When Junya Watanabe teamed with global licensing agency Artetar for his Spring/Summert 2023 menswear show — a tribute to American Pop that featured everything from Warhol’s Marilyn and Campbell's Soup Cans to the distinctive Basquiat scrawl and, of course, Haring’s scribbles (plus some Honda and Coca-Cola branding) — it was visual overload. It was as if Watanabe got lost in a museum gift shop and had to design his way out.
It’s logical for fashion houses to go the risk-averse route, and opt for big-name artists with instantly recognizable work (not to mention the eager, deep-pocketed artist estates backing the collaborations), but there’s a way to balance the familiar with the fresh. Kim Jones may have begun his seven-year run as Dior’s menswear designer with a massive 22-foot KAWS statue, paired with a reimagining of the house’s iconic bee by the pop artist, but he followed that up with a steady drip of surprising collabs with other underground artists, an approach he traced back to Christian Dior’s own interest in the arts.
Jones’ collaborators included LA punk fixture Raymond Pettibon, Ghanaian painter Amoako Boafo, and Japanese artist Hajime Sorayama, whose silver Mylar “fembot” (and a $30,000 saddlebag) became the centerpiece of the FW19 show. The mix of major art stars and more niche names also carries over to Supreme, which has released product with Damien Hirst and Jeff Koons, as well as lowkey art and fashion collective Bernadette Corporation.
More recently, Rei Kawakubo’s COMME des GARÇONS Wallet sub-label released a collection with acclaimed painter Henry Taylor, featuring his iconic depictions of Black life in America, and it coincides with his first survey exhibition at Paris’ Picasso Museum. The brand’s founder, Rei Kawakubo, is already known for designing avant-garde clothing that’s essentially wearable art, but she’s also adept at spotlighting lesser-known artists; Wallet has previously released capsules with Diana Ejaita and Oscar Tuazon (and, sure, KAWS, too).
Some of my favorite fashion collections of the past five years have stood out because the designers not only found interesting artists to work with but also actively blended their creative vision for the clothing with the spirit of their artwork.
Jonathan Anderson has been at the forefront of interweaving art into fashion; his run at LOEWE was elevated by collections that tied in the weavings of Anni Albers and the ceramics of Takuro Kuwata, but also by a particularly enduring spotlight on queer artists like Richard Hawkins and Joe Brainard — not to mention his fantastic David Wojnarowicz-inspired collection for his own namesake label.
Each of his collaborations has felt fresh in a way another Haring-slathered runway show just won’t, because there was a sense of discovery.

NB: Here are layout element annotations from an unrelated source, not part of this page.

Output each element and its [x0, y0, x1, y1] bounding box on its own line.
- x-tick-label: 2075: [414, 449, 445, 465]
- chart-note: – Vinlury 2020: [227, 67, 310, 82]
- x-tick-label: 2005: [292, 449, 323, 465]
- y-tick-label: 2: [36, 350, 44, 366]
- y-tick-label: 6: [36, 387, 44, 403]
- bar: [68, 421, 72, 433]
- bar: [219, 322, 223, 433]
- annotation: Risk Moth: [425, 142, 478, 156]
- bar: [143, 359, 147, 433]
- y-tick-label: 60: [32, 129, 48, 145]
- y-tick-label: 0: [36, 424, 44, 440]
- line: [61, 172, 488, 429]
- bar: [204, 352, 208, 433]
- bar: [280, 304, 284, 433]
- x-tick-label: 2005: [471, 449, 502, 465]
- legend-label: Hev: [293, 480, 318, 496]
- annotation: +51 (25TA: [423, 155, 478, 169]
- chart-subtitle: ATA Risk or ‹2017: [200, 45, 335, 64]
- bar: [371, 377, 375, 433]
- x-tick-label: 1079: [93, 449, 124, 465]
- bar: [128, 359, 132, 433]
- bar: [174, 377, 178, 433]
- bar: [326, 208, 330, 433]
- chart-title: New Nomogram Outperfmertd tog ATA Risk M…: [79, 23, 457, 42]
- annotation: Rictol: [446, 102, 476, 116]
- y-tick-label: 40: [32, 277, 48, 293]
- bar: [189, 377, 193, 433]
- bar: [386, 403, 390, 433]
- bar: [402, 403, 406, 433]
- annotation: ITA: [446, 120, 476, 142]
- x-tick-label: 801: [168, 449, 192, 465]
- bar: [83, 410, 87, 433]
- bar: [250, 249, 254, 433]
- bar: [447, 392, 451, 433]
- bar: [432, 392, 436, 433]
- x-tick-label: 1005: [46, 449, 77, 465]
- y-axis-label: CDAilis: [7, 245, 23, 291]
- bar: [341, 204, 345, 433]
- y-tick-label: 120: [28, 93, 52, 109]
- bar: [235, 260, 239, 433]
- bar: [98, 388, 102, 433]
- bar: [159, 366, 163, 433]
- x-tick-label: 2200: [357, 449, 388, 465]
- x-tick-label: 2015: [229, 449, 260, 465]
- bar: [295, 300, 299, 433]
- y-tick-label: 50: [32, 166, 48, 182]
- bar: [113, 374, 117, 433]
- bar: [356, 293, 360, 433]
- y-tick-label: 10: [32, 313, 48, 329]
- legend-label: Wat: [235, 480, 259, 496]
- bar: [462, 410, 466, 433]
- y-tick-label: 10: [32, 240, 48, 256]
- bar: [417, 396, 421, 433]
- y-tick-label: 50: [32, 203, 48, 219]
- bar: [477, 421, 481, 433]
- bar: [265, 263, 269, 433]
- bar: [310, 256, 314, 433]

I remember the sense of wonder I felt at seeing Raf Simons’ FW14 collection with Sterling Ruby when I was only just beginning to become aware of fashion and art. And there’s a freshness to be found more recently with shows like Dior FW21, which saw Kim Jones partner with surrealist painter Peter Doig to translate his buoyant color palette into the clothes, or Lemaire SS23, which featured prints by Noviadi Angkasapura and included a temporary exhibition of works by the Indonesian artist in its Paris flagship.
When Anderson teased his first Dior collection with Warhol polaroids of Basquiat and Lee Radziwill, I squirmed, but when his runway recreated the parquet-lined floor of Berlin’s Gemäldegalerie museum and was hung with two understated paintings by the 18th-century artist Jean Baptiste Siméon Chardin, I cheered the art-history twist (though I would’ve loved to see Chardin’s romantic still-lifes integrated into a dress shirt).
There are plenty of artists, both very much alive and long-dead, who have been overshadowed by titans like Haring and KAWS, yet have their own deep archives of works that would look great on a pair of pants or some knitwear. It’s well past time for the fashion industry to step out of its comfort zone, set aside the recycled reprints, and give some fresh talent the chance to make their mark.